Monday marked the 75th anniversary of the liberation of the Auschwitz-Birkenau death camp, the vast complex where Jews were killed in gas chambers and then cremated.
Auschwitz was liberated by the Soviet army on Jan. 27, 1945.
Many brilliant minds in the arts, from painters to musicians to philosophers, perished in the concentration camp, including prescient visionaries who, through their masterpieces, documented the horrors as they happened before their tragic deaths.
Here are five brilliant minds in the arts who died at Auschwitz:
Edith Stein was a German-Jewish philosopher who became a Catholic nun.

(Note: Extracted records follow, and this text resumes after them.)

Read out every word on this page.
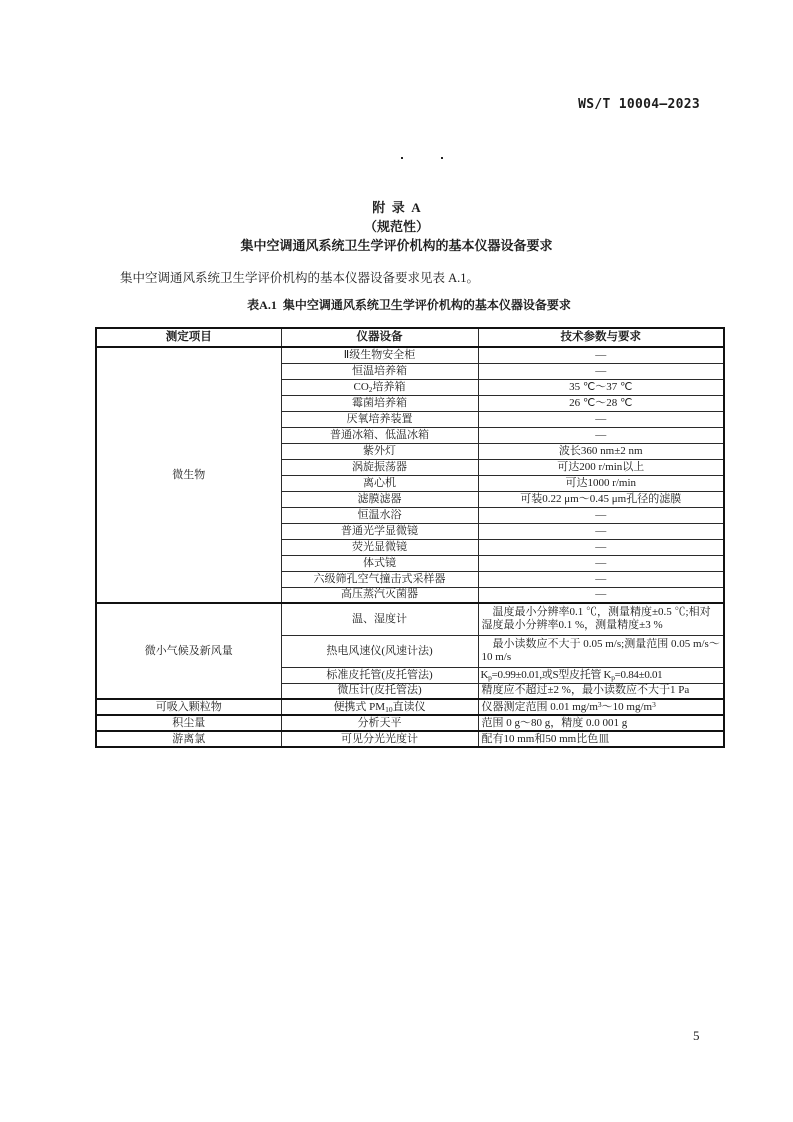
WS/T 10004—2023
附  录  A
（规范性）
集中空调通风系统卫生学评价机构的基本仪器设备要求
集中空调通风系统卫生学评价机构的基本仪器设备要求见表 A.1。
表A.1  集中空调通风系统卫生学评价机构的基本仪器设备要求
测定项目	仪器设备	技术参数与要求
微生物	Ⅱ级生物安全柜	—
	恒温培养箱	—
	$CO_2$培养箱	35 ℃～37 ℃
	霉菌培养箱	26 ℃～28 ℃
	厌氧培养装置	—
	普通冰箱、低温冰箱	—
	紫外灯	波长360 nm±2 nm
	涡旋振荡器	可达200 r/min以上
	离心机	可达1000 r/min
	滤膜滤器	可装0.22 μm～0.45 μm孔径的滤膜
	恒温水浴	—
	普通光学显微镜	—
	荧光显微镜	—
	体式镜	—
	六级筛孔空气撞击式采样器	—
	高压蒸汽灭菌器	—
微小气候及新风量	温、湿度计	温度最小分辨率0.1 ℃，测量精度±0.5 ℃;相对湿度最小分辨率0.1 %，测量精度±3 %
	热电风速仪(风速计法)	最小读数应不大于 0.05 m/s;测量范围 0.05 m/s～10 m/s
	标准皮托管(皮托管法)	$K_p=0.99\pm 0.01$,或S型皮托管 $K_p=0.84\pm 0.01$
	微压计(皮托管法)	精度应不超过±2 %，最小读数应不大于1 Pa
可吸入颗粒物	便携式 $PM_{10}$直读仪	仪器测定范围 0.01 $mg/m^3\sim 10$ $mg/m^3$
积尘量	分析天平	范围 0 g～80 g，精度 0.0 001 g
游离氯	可见分光光度计	配有10 mm和50 mm比色皿
5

Stein wrote an appeal to Pope Pius XI in 1933, urging the Catholic Church stop the Nazi persecution of the Jews: "Holy father ... for weeks we in Germany are spectators of evils which entail total contempt for justice and humanity ... For years the Nazi leaders have shown their hatred for the Jews. Now they have attained power and have armed their followers – including noted criminal elements – to harvest the fruit of the hatred they have sown."
She was murdered at Auschwitz in August 1942.
She is canonized as a martyr and saint of the Catholic Church, and she is one of six co-patron saints of Europe.
Charlotte Salomon was 26 and pregnant when she was murdered at Auschwitz in October 1943.
She created more than 750 paintings as a memoir before she died.
Felix Nussbaum was a German-Jewish surrealist painter who was murdered at Auschwitz at age 39 in August 1944.
In 1943, he ominously painted “Self-Portrait with Jewish Identity Card,” showing himself marked for death.
Pavel Haas was murdered at Auschwitz in October 1944.
He was a composer whose work, "Study for String Orchestra," was included in a Nazi propaganda film.
Viktor Ullmann was a composer who was murdered at Auschwitz in October 1944.
Before his death he wrote: “[Artistic] form” must be understood as that which “overcomes matter or substance [and where] the secret of every work of art is the annihilation of matter through form—something that can possibly be seen as the overall mission of the human being, not only the aesthetic but ethical human being as well.”